Giuro mai non alzar vecchio caduto;
Giuro restarmi mutoA chi mi chiederà pane o pietanza;
Giuro non piànger maiSu vergin morta o spezzata fidanza:
Se manco, o Sol! per me avvelena i rai.
Ma, a gran fortuna, tai giuramenti rimati si mantèngono rado. Neppure un mese dalla canzone di Alberto, uno strato di terra, alto a dir poco due metri, avea coperto la sopradetta sua pòmice; e il sole, generosìssimo babbo, lungi dall'adontàrsene, era lì ancor pronto a covargli e le carote e i fagioli.
Camilla di-Negro fu la nuova sua stella; una tosa che usciva allor di collegio, figlia a una vèdova dama, amica di donna Giacinta. Camilla, la quale compiva i diciotto, era un bel pezzo di Marcantonio, bionda, a pieni colori, soda e fresca come la dea Salute. Per vero, non sembrava la bella conveniente a una musa sempre coi lucciconi come quella di Alberto; il viso di lei era un libro, non solo sbarrato, ma un libro in cui si scorgèvano i conti della cucina; tuttavìa, Camilla ascoltava con molto piacere le poesìe di Alberto (il che gli è giulebbe a un poeta) e dimandàvagli continuamente libri in impresto.

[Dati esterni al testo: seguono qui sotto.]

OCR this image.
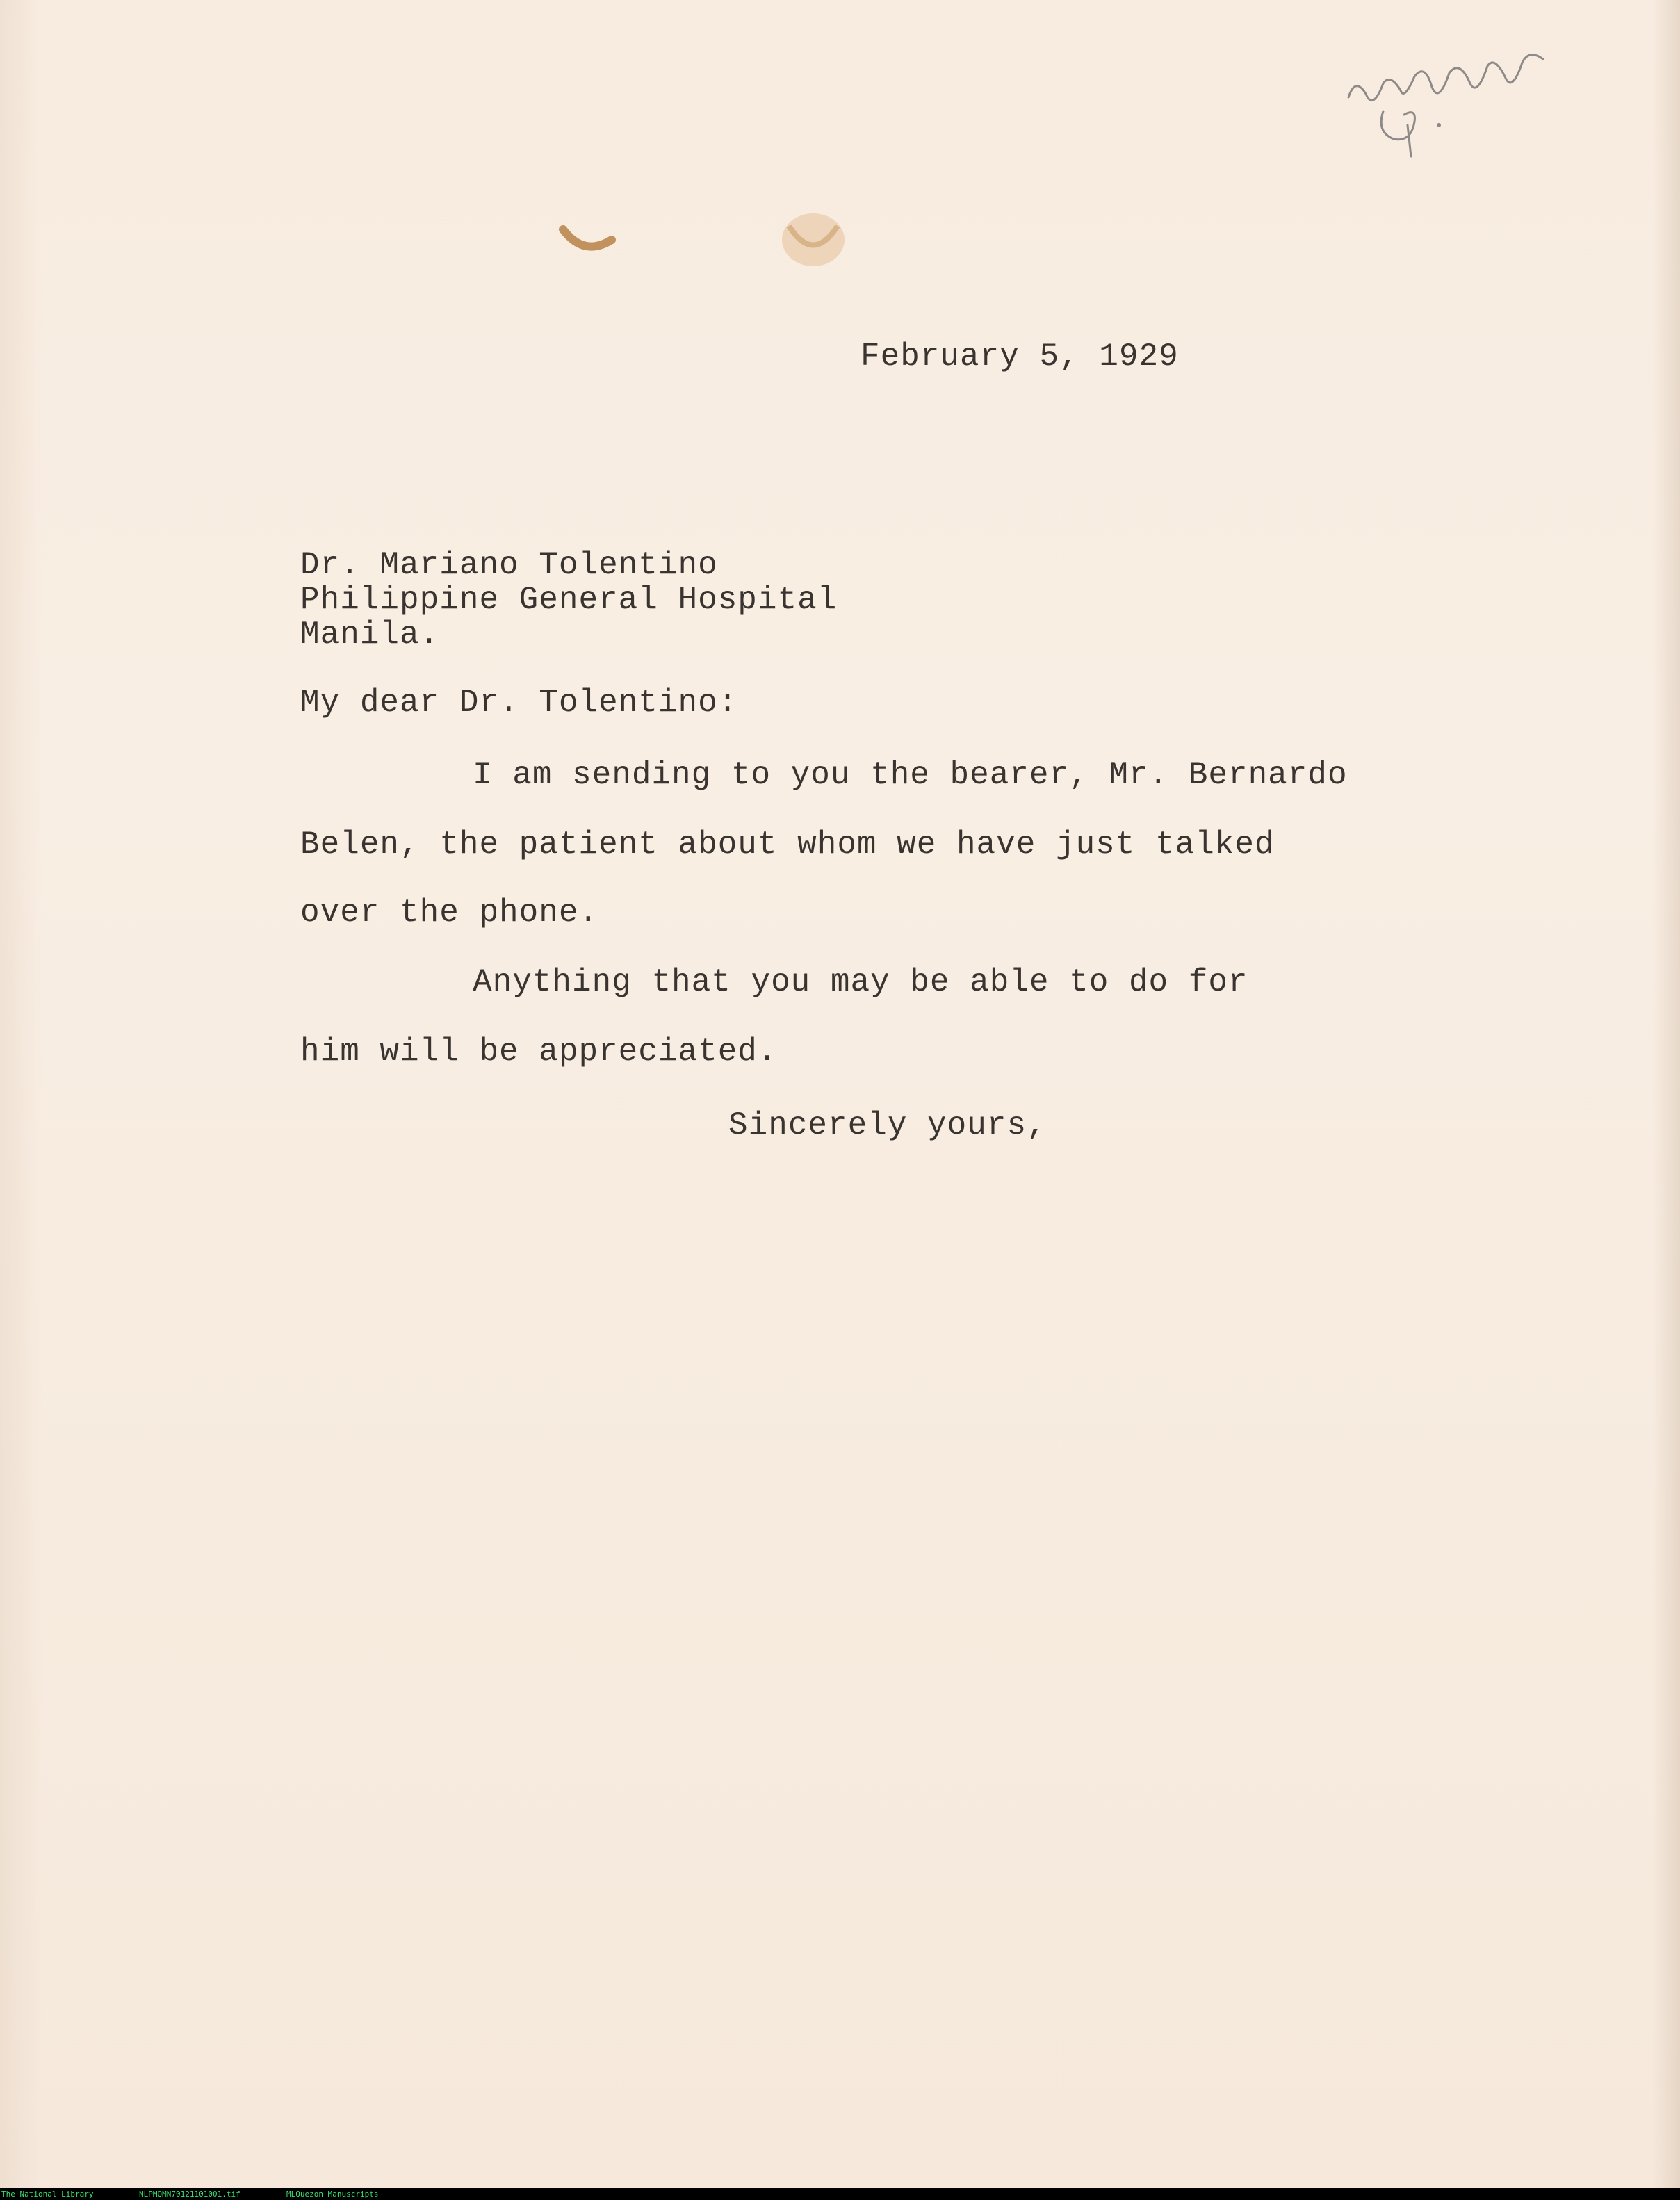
February 5, 1929

Dr. Mariano Tolentino

Philippine General Hospital

Manila.

My dear Dr. Tolentino:

I am sending to you the bearer, Mr. Bernardo

Belen, the patient about whom we have just talked

over the phone.

Anything that you may be able to do for

him will be appreciated.

Sincerely yours,

The National Library	NLPMQMN70121101001.tif	MLQuezon Manuscripts
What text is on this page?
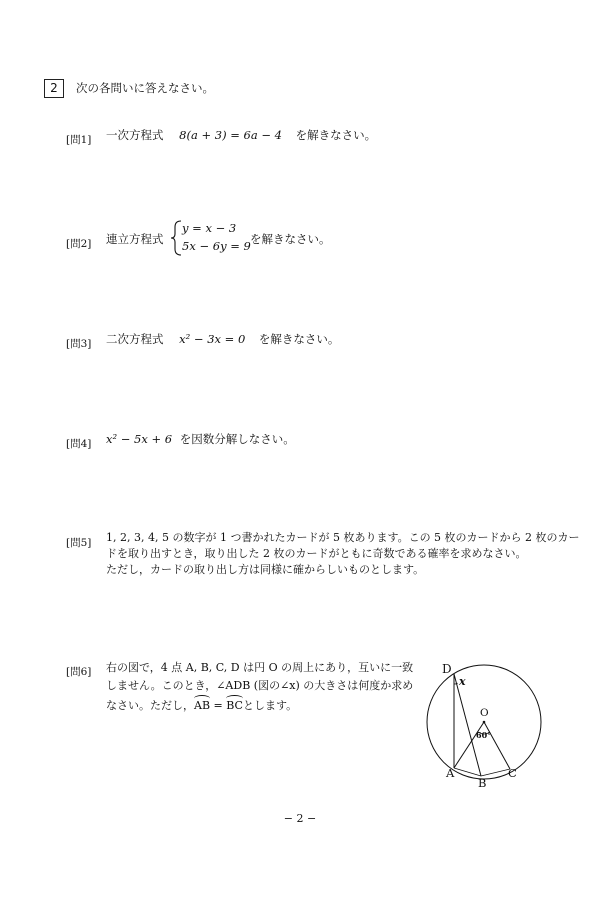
2	次の各問いに答えなさい。
[問1] 一次方程式 8(a + 3) = 6a − 4 を解きなさい。
[問2] 連立方程式
y = x − 3
5x − 6y = 9 を解きなさい。
[問3] 二次方程式 x² − 3x = 0 を解きなさい。
[問4] x² − 5x + 6 を因数分解しなさい。
[問5] 1, 2, 3, 4, 5 の数字が 1 つ書かれたカードが 5 枚あります。この 5 枚のカードから 2 枚のカー
ドを取り出すとき，取り出した 2 枚のカードがともに奇数である確率を求めなさい。
ただし，カードの取り出し方は同様に確からしいものとします。
[問6] 右の図で，4 点 A, B, C, D は円 O の周上にあり，互いに一致
しません。このとき，∠ADB (図の∠x) の大きさは何度か求め
なさい。ただし，AB = BCとします。
D
x
O
60°
A
B
C
− 2 −
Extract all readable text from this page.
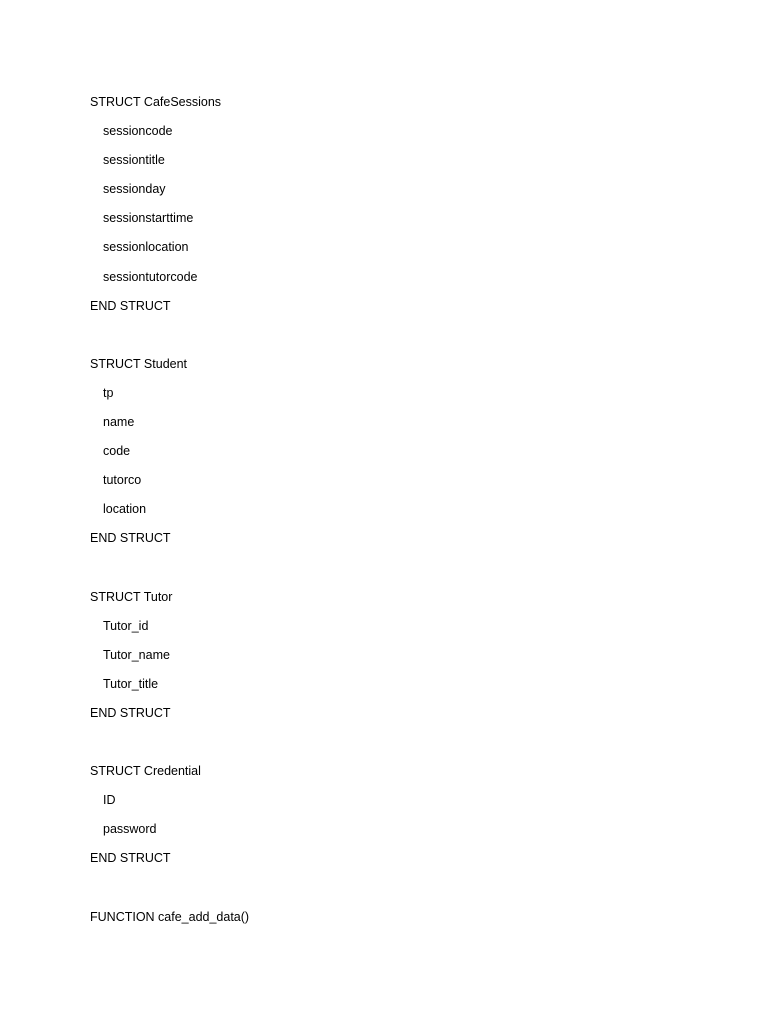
STRUCT CafeSessions
sessioncode
sessiontitle
sessionday
sessionstarttime
sessionlocation
sessiontutorcode
END STRUCT
STRUCT Student
tp
name
code
tutorco
location
END STRUCT
STRUCT Tutor
Tutor_id
Tutor_name
Tutor_title
END STRUCT
STRUCT Credential
ID
password
END STRUCT
FUNCTION cafe_add_data()
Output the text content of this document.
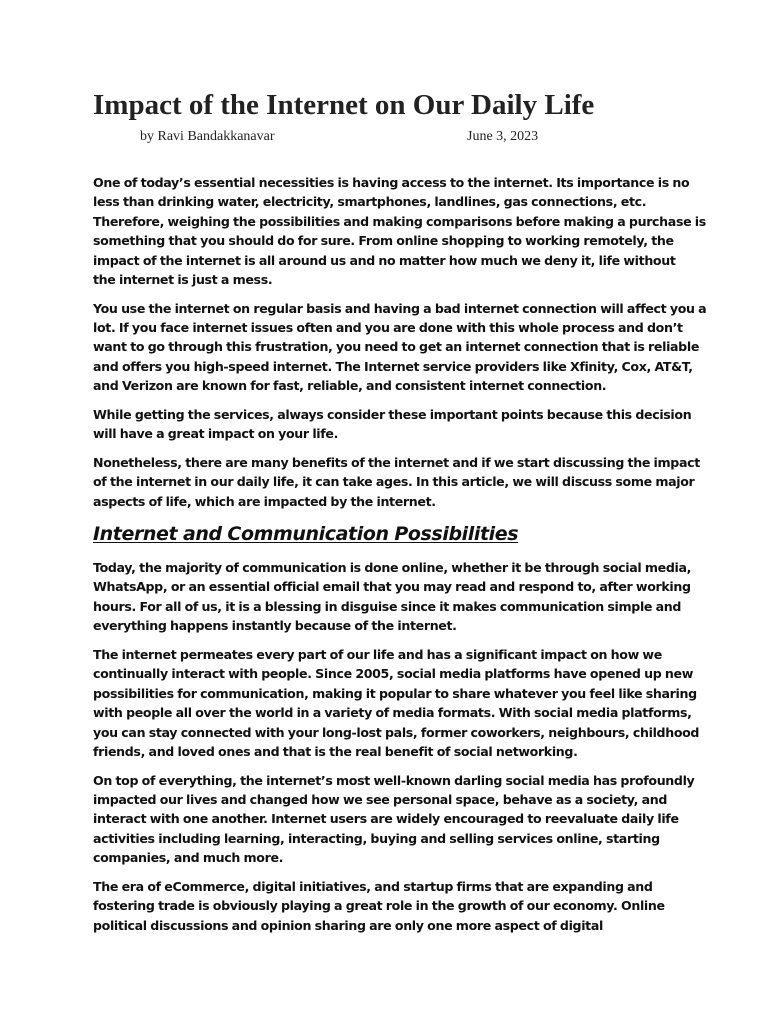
Impact of the Internet on Our Daily Life
by Ravi Bandakkanavar	June 3, 2023

One of today’s essential necessities is having access to the internet. Its importance is no
less than drinking water, electricity, smartphones, landlines, gas connections, etc.
Therefore, weighing the possibilities and making comparisons before making a purchase is
something that you should do for sure. From online shopping to working remotely, the
impact of the internet is all around us and no matter how much we deny it, life without
the internet is just a mess.

You use the internet on regular basis and having a bad internet connection will affect you a
lot. If you face internet issues often and you are done with this whole process and don’t
want to go through this frustration, you need to get an internet connection that is reliable
and offers you high-speed internet. The Internet service providers like Xfinity, Cox, AT&T,
and Verizon are known for fast, reliable, and consistent internet connection.

While getting the services, always consider these important points because this decision
will have a great impact on your life.

Nonetheless, there are many benefits of the internet and if we start discussing the impact
of the internet in our daily life, it can take ages. In this article, we will discuss some major
aspects of life, which are impacted by the internet.

Internet and Communication Possibilities

Today, the majority of communication is done online, whether it be through social media,
WhatsApp, or an essential official email that you may read and respond to, after working
hours. For all of us, it is a blessing in disguise since it makes communication simple and
everything happens instantly because of the internet.

The internet permeates every part of our life and has a significant impact on how we
continually interact with people. Since 2005, social media platforms have opened up new
possibilities for communication, making it popular to share whatever you feel like sharing
with people all over the world in a variety of media formats. With social media platforms,
you can stay connected with your long-lost pals, former coworkers, neighbours, childhood
friends, and loved ones and that is the real benefit of social networking.

On top of everything, the internet’s most well-known darling social media has profoundly
impacted our lives and changed how we see personal space, behave as a society, and
interact with one another. Internet users are widely encouraged to reevaluate daily life
activities including learning, interacting, buying and selling services online, starting
companies, and much more.

The era of eCommerce, digital initiatives, and startup firms that are expanding and
fostering trade is obviously playing a great role in the growth of our economy. Online
political discussions and opinion sharing are only one more aspect of digital
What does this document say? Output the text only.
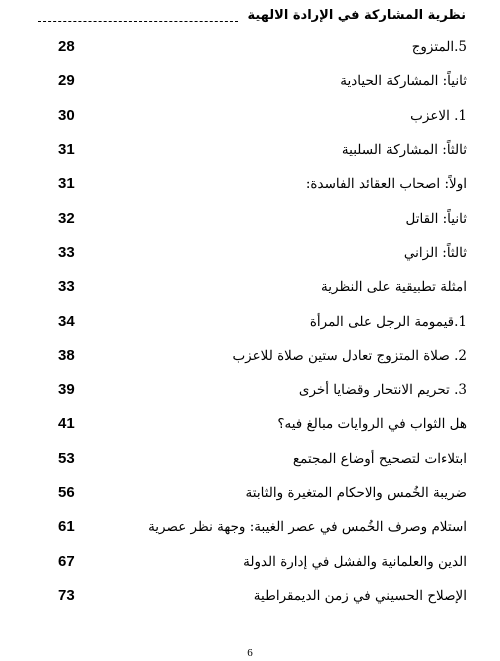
نظرية المشاركة في الإرادة الالهية
28	5.المتزوج
29	ثانياً: المشاركة الحيادية
30	1. الاعزب
31	ثالثاً: المشاركة السلبية
31	اولاً: اصحاب العقائد الفاسدة:
32	ثانياً: القاتل
33	ثالثاً: الزاني
33	امثلة تطبيقية على النظرية
34	1.قيمومة الرجل على المرأة
38	2. صلاة المتزوج تعادل ستين صلاة للاعزب
39	3. تحريم الانتحار وقضايا أخرى
41	هل الثواب في الروايات مبالغ فيه؟
53	ابتلاءات لتصحيح أوضاع المجتمع
56	ضريبة الخُمس والاحكام المتغيرة والثابتة
61	استلام وصرف الخُمس في عصر الغيبة: وجهة نظر عصرية
67	الدين والعلمانية والفشل في إدارة الدولة
73	الإصلاح الحسيني في زمن الديمقراطية
6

Bene, una sera, il nostro carìssimo amico, da solo a solo con nonna, leggeva come di consueto alla vecchia un non so quale romanzo.
A un tratto si ferma.
Cos'hai? fà donna Giacinta. E infatti quella fermata era fuori di tempo; nè lei avea da calcolare i punti della calzetta; nè lui, starnutare.
Alberto si peritò a rispòndere.
Nonna poi disse con una voce sottàqua amo...
Hai fame? chiese donna Giacinta, spesso, come la più parte dei vecchi, maliziosamente sorda.